The figures of Egypt’s most recent census, that of 2017, have been announced by Major General Abu-Bakr al-Gendy, head of the Central Agency for Public Mobilisation and Statistics (CAPMAS) at a recent press conference in Cairo. Attending the conference was President Abdel-Fattah al-Sisi who attentively listened to the figures and ordered that a committee of experts and scholars should be formed to explore strategies to deal with the consequences and challenges of the rising population.
According to Mr Gendy, Egypt’s population stands at 104.2 million Egyptians, 90 per cent of whom—94,798,827—live inside Egypt; and 9.4 million live outside the country. Mr Gendy said that these figures rank Egypt 13th worldwide in population.
The 2017 figures are 22 million more than those of 10 years ago, and 46.5 million above those of 30 years ago, a growth of 96.5 per cent. The annual population growth rate stood at 2.04 per cent in 1996 – 2006, but rose to 2.56 in 2006 – 2017. March 2017 official figures by CAPMAS, however, revealed the annual population growth rate in 2016 – 2017 to be 2.4 per cent.
Egyptians living in urban areas make up 42.2 per cent of the population. Egypt includes 16.1 million residential buildings.
The census figures reveal a young population. The 15 – 24 age group makes up 18.2 per cent, and children less than five make 13 million, some 12.5 per cent. In all, 34.2 per cent of Egyptians are less than 15 years old. Persons over 65 years of age make 3.9 per cent of the population.
Those who claim that women in Egypt far outnumber men, and hence justify polygamy, were in for a surprise. The census reveals that males make up 51.6 per cent of the population; females make 48.4 per cent.
Married persons amount to 68 per cent of the population, 65.9 of the males and 70.2 of the females. The number of families stands at 23.5 million. But the shocking fact was that the number of females less than 12 who were married was on the rise. This drove the President to order an immediate investigation into the matter, since it is illegal for girls under 18 to get married; meaning that the law was widely breached. “How can we be so harsh on our daughters and women?” the President asked.

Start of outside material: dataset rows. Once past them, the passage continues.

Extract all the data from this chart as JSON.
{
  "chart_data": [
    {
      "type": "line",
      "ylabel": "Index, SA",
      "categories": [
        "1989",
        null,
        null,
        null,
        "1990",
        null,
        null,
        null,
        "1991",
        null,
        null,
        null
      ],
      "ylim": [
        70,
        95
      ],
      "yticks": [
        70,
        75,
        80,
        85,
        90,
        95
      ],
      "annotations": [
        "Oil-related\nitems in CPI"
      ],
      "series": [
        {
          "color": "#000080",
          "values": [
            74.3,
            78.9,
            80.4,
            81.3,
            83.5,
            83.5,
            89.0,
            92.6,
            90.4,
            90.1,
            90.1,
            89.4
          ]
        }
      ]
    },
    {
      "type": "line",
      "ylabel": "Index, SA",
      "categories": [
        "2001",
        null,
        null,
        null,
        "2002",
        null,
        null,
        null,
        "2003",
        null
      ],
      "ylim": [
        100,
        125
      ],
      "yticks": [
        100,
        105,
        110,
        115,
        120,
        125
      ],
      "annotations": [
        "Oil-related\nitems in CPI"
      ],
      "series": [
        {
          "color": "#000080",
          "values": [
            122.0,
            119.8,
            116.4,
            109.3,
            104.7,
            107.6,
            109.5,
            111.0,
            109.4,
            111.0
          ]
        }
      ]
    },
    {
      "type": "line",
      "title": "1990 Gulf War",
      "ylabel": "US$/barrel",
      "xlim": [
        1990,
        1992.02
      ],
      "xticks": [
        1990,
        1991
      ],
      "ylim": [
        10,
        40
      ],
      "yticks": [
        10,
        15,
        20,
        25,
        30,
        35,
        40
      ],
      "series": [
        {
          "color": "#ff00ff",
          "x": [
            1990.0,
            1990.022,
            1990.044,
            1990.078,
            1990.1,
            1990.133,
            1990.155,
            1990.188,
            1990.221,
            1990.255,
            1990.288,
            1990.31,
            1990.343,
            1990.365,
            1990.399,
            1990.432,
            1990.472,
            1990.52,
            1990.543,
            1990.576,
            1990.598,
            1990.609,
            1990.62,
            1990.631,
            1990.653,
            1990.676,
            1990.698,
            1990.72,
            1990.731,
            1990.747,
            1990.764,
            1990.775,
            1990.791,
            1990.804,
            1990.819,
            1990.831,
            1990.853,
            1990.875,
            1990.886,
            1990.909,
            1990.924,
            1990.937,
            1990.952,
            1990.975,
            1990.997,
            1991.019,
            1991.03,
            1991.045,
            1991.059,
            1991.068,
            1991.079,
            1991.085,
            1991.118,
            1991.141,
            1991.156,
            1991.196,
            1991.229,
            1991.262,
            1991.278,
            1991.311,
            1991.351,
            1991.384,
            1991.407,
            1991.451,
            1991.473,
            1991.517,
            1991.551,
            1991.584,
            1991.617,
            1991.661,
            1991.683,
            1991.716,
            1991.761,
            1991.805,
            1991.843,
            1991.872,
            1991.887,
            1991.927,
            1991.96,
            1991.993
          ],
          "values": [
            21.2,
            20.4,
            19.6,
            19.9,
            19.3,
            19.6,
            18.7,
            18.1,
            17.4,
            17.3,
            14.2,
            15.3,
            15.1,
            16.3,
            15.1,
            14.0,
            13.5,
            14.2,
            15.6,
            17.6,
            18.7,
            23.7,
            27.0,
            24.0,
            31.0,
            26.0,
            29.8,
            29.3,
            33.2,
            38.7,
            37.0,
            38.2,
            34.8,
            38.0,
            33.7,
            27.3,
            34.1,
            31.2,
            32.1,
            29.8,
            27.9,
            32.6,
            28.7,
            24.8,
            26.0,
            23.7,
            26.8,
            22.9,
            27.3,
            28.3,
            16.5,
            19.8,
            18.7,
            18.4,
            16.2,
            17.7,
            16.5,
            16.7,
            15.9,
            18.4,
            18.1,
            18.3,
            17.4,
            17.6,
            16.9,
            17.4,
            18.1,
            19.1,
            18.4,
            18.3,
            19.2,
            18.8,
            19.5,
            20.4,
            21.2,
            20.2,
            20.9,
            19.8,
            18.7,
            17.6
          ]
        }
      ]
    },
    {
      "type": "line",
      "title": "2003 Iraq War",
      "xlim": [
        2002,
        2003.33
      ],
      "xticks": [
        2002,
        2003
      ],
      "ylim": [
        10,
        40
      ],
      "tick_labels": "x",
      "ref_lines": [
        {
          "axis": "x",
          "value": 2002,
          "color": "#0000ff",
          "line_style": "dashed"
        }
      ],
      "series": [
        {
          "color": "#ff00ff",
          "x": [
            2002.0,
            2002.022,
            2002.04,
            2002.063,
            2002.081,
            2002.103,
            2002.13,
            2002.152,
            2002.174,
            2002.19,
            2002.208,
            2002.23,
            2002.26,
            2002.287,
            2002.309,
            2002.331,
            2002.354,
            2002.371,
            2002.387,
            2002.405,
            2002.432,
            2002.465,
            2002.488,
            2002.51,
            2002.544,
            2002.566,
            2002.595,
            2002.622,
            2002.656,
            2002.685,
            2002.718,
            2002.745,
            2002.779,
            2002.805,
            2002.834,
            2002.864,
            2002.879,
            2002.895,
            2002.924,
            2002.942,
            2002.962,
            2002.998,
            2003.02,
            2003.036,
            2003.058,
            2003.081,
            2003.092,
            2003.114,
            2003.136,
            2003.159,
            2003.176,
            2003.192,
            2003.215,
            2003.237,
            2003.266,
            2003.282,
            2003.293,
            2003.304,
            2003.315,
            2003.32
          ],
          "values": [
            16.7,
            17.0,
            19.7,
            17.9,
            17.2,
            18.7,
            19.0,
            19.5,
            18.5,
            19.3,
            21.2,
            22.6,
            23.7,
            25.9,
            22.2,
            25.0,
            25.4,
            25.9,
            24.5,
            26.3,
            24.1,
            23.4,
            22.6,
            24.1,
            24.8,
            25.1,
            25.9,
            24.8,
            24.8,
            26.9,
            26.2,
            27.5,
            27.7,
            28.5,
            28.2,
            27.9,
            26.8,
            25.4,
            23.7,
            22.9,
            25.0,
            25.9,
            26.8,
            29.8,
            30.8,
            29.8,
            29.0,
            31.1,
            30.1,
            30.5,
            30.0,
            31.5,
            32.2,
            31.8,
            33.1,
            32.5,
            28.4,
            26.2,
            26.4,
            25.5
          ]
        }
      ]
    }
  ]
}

As far as education is concerned, Mr Gendy announced that illiterates in Egypt number 18.4 million, 10.6 females and 7.4 males; the majority of illiterates live in Upper Egypt. Some 28 million are not enrolled in the education system, whereas 3.9 million hold university degrees.
The highest proportion of Egyptians is that of those in the age bracket 15 – 64, the potential work force; they make 61.9 per cent of the population.